Written in his characteristically brisk and readable style, Operation Pedestal by Sir Max Hastings is an entertaining and worthwhile read for anyone who is afflicted with an insatiable interest in the Second World War. He effectively articulates the drama and jeopardy involved in the effort to resupply Malta, and the progress of the tanker Ohio in particular. For that reason, and due to my longstanding affection for his work, this book deserves its four stars. Nevertheless, it has significant flaws that warrant further discussion.
To me, the most glaring of these is what Sir Max presents as the rationale for the ongoing Allied interest in Malta and the significant effort expended in its relief. In a word, he sees the reasons as moral rather than strategic. As he explains, "Winston Churchill understood better than did most of his commanders that the moral issues at stake in the conduct of a war are quite as great as the material ones. No battle can be justly assessed by a mere profit-and-loss account of casualties, of tanks, aircraft, ships destroyed. Perception is also critical and often decisive. The British display of will, fighting the surviving vessels of Pedestal through to Malta despite repeated onslaughts and punitive losses, gave victory to the allied cause." So, the Allies relieved Malta and continued to hold it for the optics, and the only benefit was political.

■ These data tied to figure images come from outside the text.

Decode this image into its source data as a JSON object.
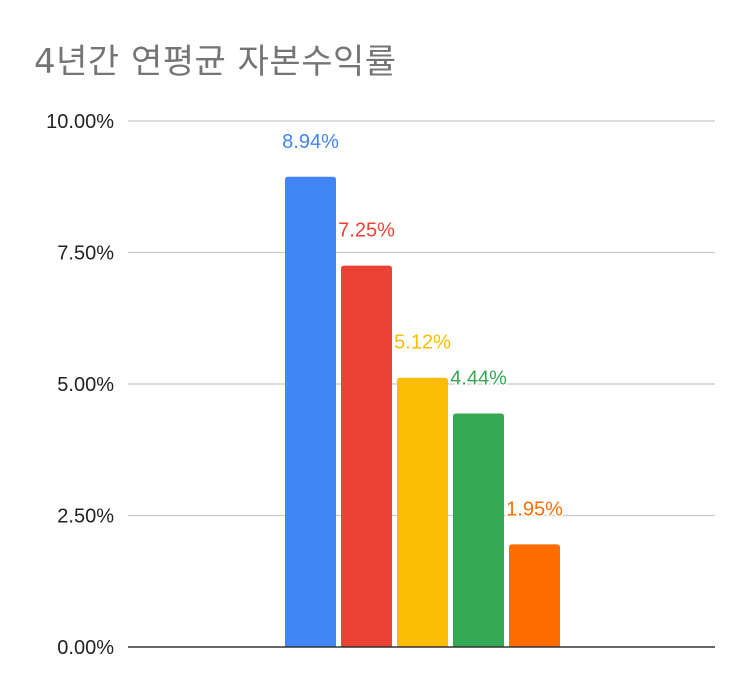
{
  "title": "4년간 연평균 자본수익률",
  "chart_data": {
    "type": "bar",
    "title": "4년간 연평균 자본수익률",
    "xlabel": "",
    "ylabel": "",
    "ylim": [
      0,
      10
    ],
    "yticks": [
      0,
      2.5,
      5,
      7.5,
      10
    ],
    "ytick_labels": [
      "0.00%",
      "2.50%",
      "5.00%",
      "7.50%",
      "10.00%"
    ],
    "grid": true,
    "legend": "none",
    "series": [
      {
        "values": [
          8.94
        ],
        "color": "#4285F4",
        "label": "8.94%"
      },
      {
        "values": [
          7.25
        ],
        "color": "#EA4335",
        "label": "7.25%"
      },
      {
        "values": [
          5.12
        ],
        "color": "#FBBC04",
        "label": "5.12%"
      },
      {
        "values": [
          4.44
        ],
        "color": "#34A853",
        "label": "4.44%"
      },
      {
        "values": [
          1.95
        ],
        "color": "#FF6D01",
        "label": "1.95%"
      }
    ]
  }
}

This strikes me as inadequate and incomplete, failing to take account of Malta's strategic significance. Why does Sir Max give so little credence to these other aspects of its importance? The explanation can be found in the following: "Beyond the Straits of Gibraltar the island of Malta, less than sixty miles south of Sicily, was the only surviving British bastion in the central Mediterranean. It had been subjected to blockade and bombardment so relentless that the population and garrison were half starved; its usefulness as a naval and air base was almost extinguished. It was argued by some unsentimental allied officers that the island might best be surrendered to the enemy, who could then accept the burden of feeding its people. If the Russians pulled through, and when the full weight of American industrial might was committed, the issue of who held this Mediterranean pimple would become unimportant...Strip the global struggle to its essentials: between the June 1940 Nazi triumph in France and the allied landings in Normandy four years later, the British and American armies achieved little of importance against the Germans. The North African and Italian land campaigns were indispensable preliminaries to what came later for the Western allies, but remained marginal by comparison with the titanic clashes in the east, between the hosts of Hitler and Stalin."
While engagingly written, there is a contradiction here: how can the Mediterranean campaigns be simultaneously indispensable preliminaries and marginal? I would suggest that this reasoning reflects declinist presuppositions about the Allied conduct of the war more than it provides a fair and balanced assessment of the facts. What if, instead of characterising the Mediterranean as "achieving little of importance against the Germans," we look on it as the best place for the Allies to conduct a land campaign against Germany at this point in the war, for a reasonable cost in blood, and in a location relatively convenient for the Allies and inconvenient for the Axis? When the cost to Germany in men and materiel is taken into account, fighting in North Africa, Sicily and Italy seem like a much more sensible and justifiable strategic decision, and one that made a significant contribution to the Allies defeat of Nazi Germany. Malta itself was invaluable to the Allies thwarting the resupply of the German and Italian armies in North Africa, and if these campaigns are considered as I have above, rather than as a sideshow, then the strategic significance of relieving the island becomes obvious.
When it comes to the conduct of the Pedestal convoy itself, Sir Max's criticisms are much more valid. Even with the limitations in communication between ships, land and aircraft at this point in the war, the inability of the convoy to communicate effectively with itself or anyone else was shambolic: "A later Admiralty post-mortem concluded that, during the pre-planning for Pedestal, a liaison officer should have been flown home from Malta accompanied by a signals specialist to arrange procedures, wavelengths and suchlike, which would have prevented the chaos that prevailed on the ether. The ships never achieved communication with their would-be saviours in the sky." Incidents like Admiral Burroughs' inability to contact the majority of his ships after transferring to a destroyer, and the lack of air cover over Ohio because Air Vice-Marshal Park on Malta did not understand her significance, are shocking and reflect an inexcusable failure in command and control.
It's a shame that Sir Max didn't include more analysis, and the book ends rather abruptly, but I appreciate his decision to focus on the drama of the convoy itself and as such, he has produced a valuable and very enjoyable work of narrative history.